Snarky Puppy Brings A Musical Feast To New Orleans With ‘Family Dinner Volume 2’ Studio Recording

snarky puppy family dinner 2

Nothing compares to being in the studio as music is being recorded, getting the opportunity to see a song take shape right before your eyes. Well, Snarky Puppy made it possible for countless people to experience that same feeling this past week when they hit the city of New Orleans to record their latest album, Family Dinner Volume 2. Over a sold-out, three-night stand, the band made musical magic before an intimate audience of about 60 guests, some of whom drove from as far as Canada to the Big Easy to be a part of this event. Taking place inside a church that had been repurposed as a recording studio, the setting was ideal for the near spiritual experience that would follow.

For the follow-up to their GRAMMY Award-winning Family Dinner Volume 1, the band called on some of their talented pals to help them mark the occasion. While I was especially excited to check out faves such as Laura Mvula, Jacob Collier and Chris Turner, I welcomed the chance to be introduced to other acts such as Becca Stevens, Benardo Aguiar, Knower and perhaps my favorite discovery of the evening, legendary Afro-Peruvian vocalist Susana Baca.

With two shows each night, I attended the first show on the recordings’ final night. And though the collective had been performing the entire set twice each night, it still possessed the excitement and passion as if they were performing it for the first time. Michael League, the band’s leader, served as the evening’s emcee, explaining the selections and how they came to choose each guest vocalist.

Despite League’s gentle warning that things could move somewhat slowly during the recording process, the night’s performances generally went over without a hitch. The personnel switches were fluid, as musicians shuffled chairs and instruments, with the next performer unassumingly entering the studio to take his or her position at the mic. We were privy to hearing all of the sounds of a recording studio, complete with vocal warmups, instrument tweaks and impromptu rehearsals. Showcasing everyone’s professionalism and top-notch skill level, each song was recorded in one take, with the exception of the set’s closing guest, David Crosby, who cut his first take short after realizing he had flubbed his lyrics on the Crosby, Stills & Nash hit, “Guinnevere.”
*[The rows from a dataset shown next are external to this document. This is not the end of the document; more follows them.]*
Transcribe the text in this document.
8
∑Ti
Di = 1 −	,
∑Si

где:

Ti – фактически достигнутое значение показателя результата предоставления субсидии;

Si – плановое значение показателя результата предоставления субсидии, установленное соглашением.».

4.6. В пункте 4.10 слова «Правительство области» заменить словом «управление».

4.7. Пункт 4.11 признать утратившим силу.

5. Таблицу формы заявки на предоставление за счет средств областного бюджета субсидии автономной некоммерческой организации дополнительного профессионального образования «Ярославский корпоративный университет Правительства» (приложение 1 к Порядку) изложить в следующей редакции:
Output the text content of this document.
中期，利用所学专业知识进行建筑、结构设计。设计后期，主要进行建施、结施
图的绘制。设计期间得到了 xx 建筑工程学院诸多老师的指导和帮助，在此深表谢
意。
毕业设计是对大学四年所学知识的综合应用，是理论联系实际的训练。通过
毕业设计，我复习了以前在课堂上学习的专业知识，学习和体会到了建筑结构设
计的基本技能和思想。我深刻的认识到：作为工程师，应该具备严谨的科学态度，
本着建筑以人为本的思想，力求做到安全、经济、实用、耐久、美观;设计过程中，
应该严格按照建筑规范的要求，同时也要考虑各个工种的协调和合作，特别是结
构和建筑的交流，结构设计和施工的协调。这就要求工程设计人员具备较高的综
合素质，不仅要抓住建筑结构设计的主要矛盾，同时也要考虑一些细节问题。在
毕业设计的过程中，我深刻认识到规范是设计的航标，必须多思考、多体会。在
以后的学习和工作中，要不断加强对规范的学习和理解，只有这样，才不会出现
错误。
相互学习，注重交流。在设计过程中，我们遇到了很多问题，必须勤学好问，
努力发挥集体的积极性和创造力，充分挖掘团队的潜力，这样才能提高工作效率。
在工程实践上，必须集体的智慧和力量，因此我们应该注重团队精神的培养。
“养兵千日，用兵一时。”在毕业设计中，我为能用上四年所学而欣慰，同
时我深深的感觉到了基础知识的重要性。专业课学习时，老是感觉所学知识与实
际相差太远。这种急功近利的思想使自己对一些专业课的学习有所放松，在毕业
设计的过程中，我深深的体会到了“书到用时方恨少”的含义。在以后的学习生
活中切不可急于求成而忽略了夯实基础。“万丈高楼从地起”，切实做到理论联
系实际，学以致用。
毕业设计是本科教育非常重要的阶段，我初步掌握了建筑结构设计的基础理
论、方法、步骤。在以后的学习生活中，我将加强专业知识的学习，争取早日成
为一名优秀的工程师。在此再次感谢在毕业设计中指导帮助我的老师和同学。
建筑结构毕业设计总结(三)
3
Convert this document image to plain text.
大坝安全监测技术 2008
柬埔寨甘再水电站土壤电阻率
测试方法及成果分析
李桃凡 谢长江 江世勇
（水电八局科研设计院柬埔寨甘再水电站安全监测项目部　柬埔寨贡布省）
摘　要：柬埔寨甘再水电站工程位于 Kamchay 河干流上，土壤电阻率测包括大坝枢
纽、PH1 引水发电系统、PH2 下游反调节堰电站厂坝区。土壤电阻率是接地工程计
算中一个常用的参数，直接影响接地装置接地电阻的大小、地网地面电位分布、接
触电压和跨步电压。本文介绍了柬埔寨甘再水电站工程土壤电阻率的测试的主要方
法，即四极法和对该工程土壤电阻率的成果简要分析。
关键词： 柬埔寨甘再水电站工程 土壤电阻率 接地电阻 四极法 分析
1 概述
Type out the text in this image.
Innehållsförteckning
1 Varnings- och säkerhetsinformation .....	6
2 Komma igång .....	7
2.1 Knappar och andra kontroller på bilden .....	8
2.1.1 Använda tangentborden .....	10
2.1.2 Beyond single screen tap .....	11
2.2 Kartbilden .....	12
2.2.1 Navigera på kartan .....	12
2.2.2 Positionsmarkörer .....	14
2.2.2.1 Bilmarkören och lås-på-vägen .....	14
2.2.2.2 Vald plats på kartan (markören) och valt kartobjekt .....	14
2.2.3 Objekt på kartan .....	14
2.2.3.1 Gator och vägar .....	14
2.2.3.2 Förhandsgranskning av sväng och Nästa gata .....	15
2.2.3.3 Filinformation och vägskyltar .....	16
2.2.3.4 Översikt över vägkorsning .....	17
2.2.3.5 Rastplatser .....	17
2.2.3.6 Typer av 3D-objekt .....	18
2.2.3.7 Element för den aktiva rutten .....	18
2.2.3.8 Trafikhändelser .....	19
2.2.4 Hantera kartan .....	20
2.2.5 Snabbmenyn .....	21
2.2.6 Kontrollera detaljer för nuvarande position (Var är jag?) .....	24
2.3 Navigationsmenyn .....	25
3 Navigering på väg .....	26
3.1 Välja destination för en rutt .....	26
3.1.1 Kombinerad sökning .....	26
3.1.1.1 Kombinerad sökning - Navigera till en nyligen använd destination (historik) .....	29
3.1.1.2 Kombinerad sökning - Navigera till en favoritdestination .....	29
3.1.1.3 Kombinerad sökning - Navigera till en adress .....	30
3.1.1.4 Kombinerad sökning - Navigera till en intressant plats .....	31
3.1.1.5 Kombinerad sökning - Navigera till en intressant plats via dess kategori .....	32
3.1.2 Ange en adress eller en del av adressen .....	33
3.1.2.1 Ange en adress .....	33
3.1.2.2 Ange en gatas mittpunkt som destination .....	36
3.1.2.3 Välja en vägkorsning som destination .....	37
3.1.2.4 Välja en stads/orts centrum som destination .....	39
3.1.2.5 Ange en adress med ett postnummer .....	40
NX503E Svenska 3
Though most of the evening’s songs had been previously released, Snarky Puppy breathed new life into them, creating arrangements that often detoured completely from the originals. Turner’s “Liquid Love” was almost unrecognizable as it became a funked up groove, while Crosby himself admitted to the audience that he had been blown away by the collective’s take on his 1969 folk song. Other songs given the Snarky Puppy treatment included Mvula's "Sing to the Moon," Knower's "I Remember," Stevens' "I Asked" and Collier's "Don't You Know."

One of the best parts of the entire evening was seeing each artist genuinely enjoy themselves. On more than one occasion, the audience could catch the musicians and artists make eye contact when they would ease into a good groove. The power of music was also evident in Baca, who despite the language barrier, radiated total joy during her performance of an Afro-Peruvian slave song. As the musicians echoed her call-and-response, she swayed, danced and clapped to the music, all while wearing a smile. Knower's lead singer Genevieve Artadi was a pint-sized ball of energy who also was moved to dance along as she and her bandmate Louis Cole brought their electro-funk fusion to life.

Another part that made the night so memorable was that we were forced to sit up and pay attention. We were instructed to turn our phones off, allowing us to unplug from social media and completely take in each performance (not to mention that the cellular signals could have interfered with the recording process).

All in all, the entire experience was a feel-good one, with proceeds from the ticket sales benefiting a local music charity called The Roots of Music, which empowers New Orleans youth through music education, academic support and mentorship. So in addition to being able to witness the album's recording in the flesh, the audience also got to help give back to the city's rich musical heritage.

With six shows in total from which to cull footage and recordings from, there's no telling which versions will make it to final version of Family Dinner Volume 2, especially since League revealed that the band performed each song slightly different for each show. And with no release date confirmed as of yet, just know that whenever it finally drops, you are definitely in for a treat.